Following the decision of Angola to exit the OPEC coalition of oil producing nations, several OPEC member nations affirmed their commitment to the coalition and its objectives Saturday.
Earlier in the week, Angola announced it was exiting the coalition, noting that its membership in the organization no longer served the African country’s interests. Angola made the move after OPEC had asked it to reduce its production output by 1.1 million barrels per day as part of the cartel’s strategy to reduce overall global production to support the price of oil on the world markets. The nation’s exit reduces the total number of countries in the organization to 12, and it provoked responses from the remaining member nations.
Bruno Jean-Richard Itoua, the minister of hydrocarbons for Congo, said in a statement following the departure of Angola, “We reiterate our firm support for unity and cohesion at the heart of OPEC and OPEC+. Each member, whether African or not, plays an indispensable role in achieving our shared objectives and in maintaining the balance of the global oil market.”
Heineken Lokpobiri, the Nigerian Minister of State for Petroleum wrote on X, formerly known as Twitter, that Nigeria is, “resolute in our dedication to OPEC’s objectives while actively engaging with the organization to address concerns that resonate not only within our nation’s borders but across the continent.”
Assem Jihad, the spokesman for the Oil Ministry of Iraq, defended the cartel’s position on output quotas, saying in a statement to the Iraq News Agency that the group, “is trying to achieve the highest rates of balance between supply and demand to achieve stability in the global oil market.” It is expected that the country will make some of the cartel’s biggest cuts in production output next month, to aid it meet its new quota.
Now Angola will join other nations which have left OPEC in recent years for various reasons, including Qatar, Indonesia, and Ecuador.

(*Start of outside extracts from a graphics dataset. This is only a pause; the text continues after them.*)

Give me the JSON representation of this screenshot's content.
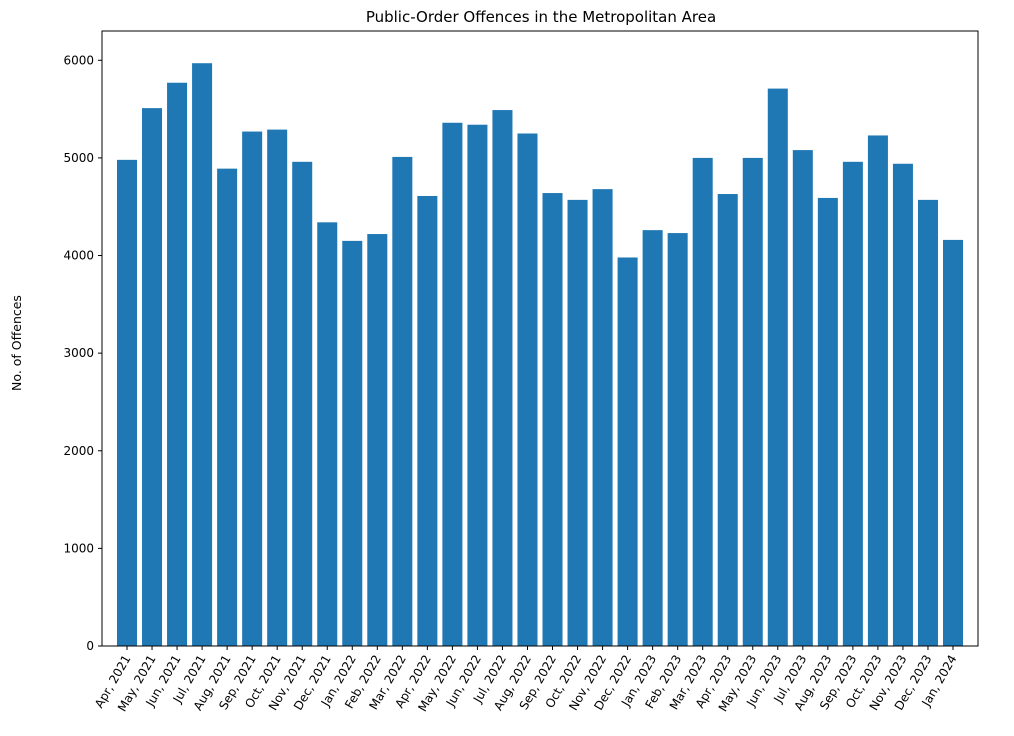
{
  "chart_data": {
    "type": "bar",
    "title": "Public-Order Offences in the Metropolitan Area",
    "xlabel": "",
    "ylabel": "No. of Offences",
    "ylim": [
      0,
      6300
    ],
    "yticks": [
      0,
      1000,
      2000,
      3000,
      4000,
      5000,
      6000
    ],
    "grid": false,
    "bar_color": "#1f77b4",
    "categories": [
      "Apr, 2021",
      "May, 2021",
      "Jun, 2021",
      "Jul, 2021",
      "Aug, 2021",
      "Sep, 2021",
      "Oct, 2021",
      "Nov, 2021",
      "Dec, 2021",
      "Jan, 2022",
      "Feb, 2022",
      "Mar, 2022",
      "Apr, 2022",
      "May, 2022",
      "Jun, 2022",
      "Jul, 2022",
      "Aug, 2022",
      "Sep, 2022",
      "Oct, 2022",
      "Nov, 2022",
      "Dec, 2022",
      "Jan, 2023",
      "Feb, 2023",
      "Mar, 2023",
      "Apr, 2023",
      "May, 2023",
      "Jun, 2023",
      "Jul, 2023",
      "Aug, 2023",
      "Sep, 2023",
      "Oct, 2023",
      "Nov, 2023",
      "Dec, 2023",
      "Jan, 2024"
    ],
    "values": [
      4980,
      5510,
      5770,
      5970,
      4890,
      5270,
      5290,
      4960,
      4340,
      4150,
      4220,
      5010,
      4610,
      5360,
      5340,
      5490,
      5250,
      4640,
      4570,
      4680,
      3980,
      4260,
      4230,
      5000,
      4630,
      5000,
      5710,
      5080,
      4590,
      4960,
      5230,
      4940,
      4570,
      4160
    ]
  }
}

However analysts note that the departure of Angola may herald a period of increasing chaos within the cartel and dissension within the ranks over the group’s production cuts.
Starting in late 2022, OPEC and its allied members, which compose OPEC+, took a series of steps which were designed to help stabilize the oil market and support the price of crude oil.
More recently, the price of crude has fallen about 20% in the previous three months, leading OPEC+ members to agree to deepen their production cuts to a total of roughly 2.2 million barrels per day (bpd), beginning in the first quarter of next year. However they said if market conditions appear favorable, they plan to gradually increase their output over the second quarter.